Jorge Alberto Bontemps falleció luego de padecer una cruel enfermedad. Tenía 32 años, pues había nacido el 21 de agosto de 1977. Era un producto genuino del barrio Centenario, colonista hasta la médula.
Luego de aquellos cinco años vistiendo la camiseta de Colón, Bontemps pasó a Huracán, donde jugó 26 partidos entre 2004 y 2006. Ni siquiera pudo cumplir 100 partidos en el fútbol local, ya que la enfermedad empezó a acosarlo y a resquebrajar su salud cuando recién amanecía a la vida y todavía con edad para seguir jugando al fútbol pues este año iba a cumplir 33 años.

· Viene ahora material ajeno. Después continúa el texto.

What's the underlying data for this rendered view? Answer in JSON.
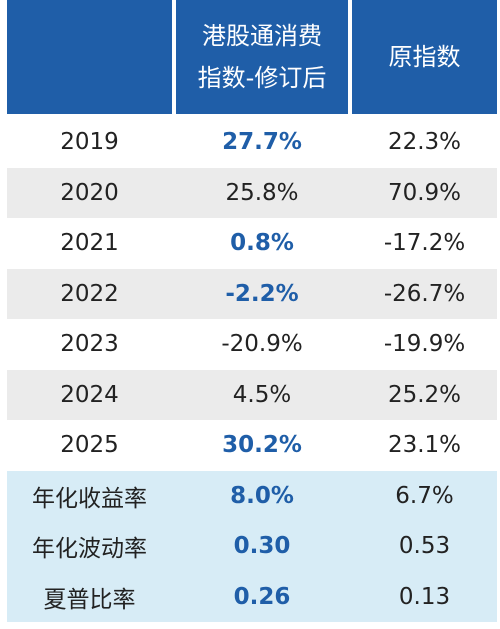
{
  "header": {
    "col0": "",
    "col1_line1": "港股通消费",
    "col1_line2": "指数-修订后",
    "col2": "原指数"
  },
  "rows": [
    {
      "label": "2019",
      "revised": "27.7%",
      "original": "22.3%",
      "revised_emphasis": true
    },
    {
      "label": "2020",
      "revised": "25.8%",
      "original": "70.9%",
      "revised_emphasis": false
    },
    {
      "label": "2021",
      "revised": "0.8%",
      "original": "-17.2%",
      "revised_emphasis": true
    },
    {
      "label": "2022",
      "revised": "-2.2%",
      "original": "-26.7%",
      "revised_emphasis": true
    },
    {
      "label": "2023",
      "revised": "-20.9%",
      "original": "-19.9%",
      "revised_emphasis": false
    },
    {
      "label": "2024",
      "revised": "4.5%",
      "original": "25.2%",
      "revised_emphasis": false
    },
    {
      "label": "2025",
      "revised": "30.2%",
      "original": "23.1%",
      "revised_emphasis": true
    },
    {
      "label": "年化收益率",
      "revised": "8.0%",
      "original": "6.7%",
      "revised_emphasis": true
    },
    {
      "label": "年化波动率",
      "revised": "0.30",
      "original": "0.53",
      "revised_emphasis": true
    },
    {
      "label": "夏普比率",
      "revised": "0.26",
      "original": "0.13",
      "revised_emphasis": true
    }
  ],
  "colors": {
    "header_bg": "#1f5ea8",
    "emphasis_text": "#1f5ea8",
    "stripe_gray": "#ebebeb",
    "stats_bg": "#d7ecf6"
  }
}
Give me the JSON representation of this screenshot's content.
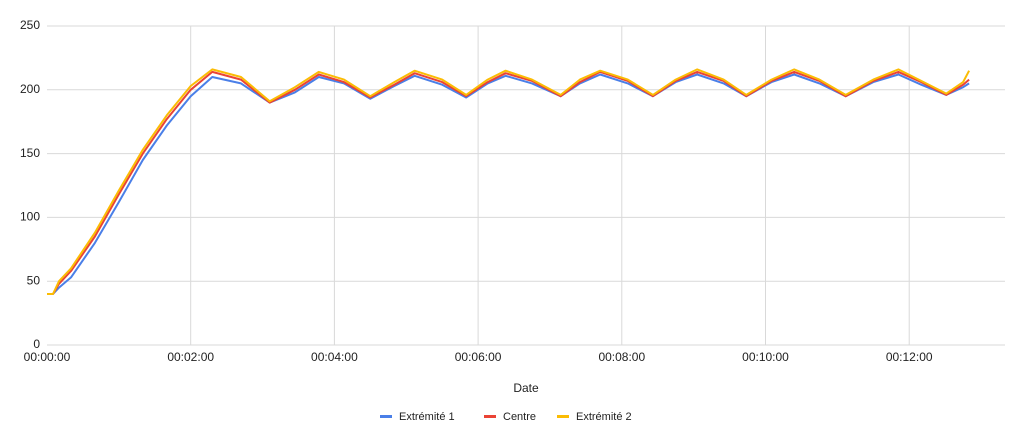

Bontemps se había ganado un lugar entre los titulares en aquel recordado equipo de Piazza, cuando Ricchetti pasó a la mitad de la cancha y quedó liberado el puesto de marcador lateral derecho que había dejado nada menos que el Negro Ibarra.
Mucho se habló del “Enano”, como le decían a Bontemps, como el sucesor de Ibarra en ese puesto. Y de hecho se transformó en un titular indiscutido en aquella campaña del Clausura 2000 en la que Colón terminó tercero (superado por diferencia de goles por Independiente), con un Fuertes esplendoroso y convertido en figura.
Jorge Bontemps se transformó en un verdadero referente. Surgido en las divisiones inferiores sabaleras supo imponer su gran amor propio, su tesón y su enorme fortaleza anímica para imponerse en tiempos en que los técnicos llegaban con la idea permanente de traer muchos refuerzos y no prestarle demasiada atención a los jugadores de divisiones inferiores.
Fue un chico de barrio al que todo le costó. Sin embargo, supo aprovechar en su momento la llegada a la primera de Colón para ganarse con entrega y sacrificio un lugar entre los titulares. Este adiós sorprende y provoca enorme congoja en el pueblo sabalero. Murió el “Enano” Bontemps, aquel al que todos vieron como el sucesor del Negro Ibarra.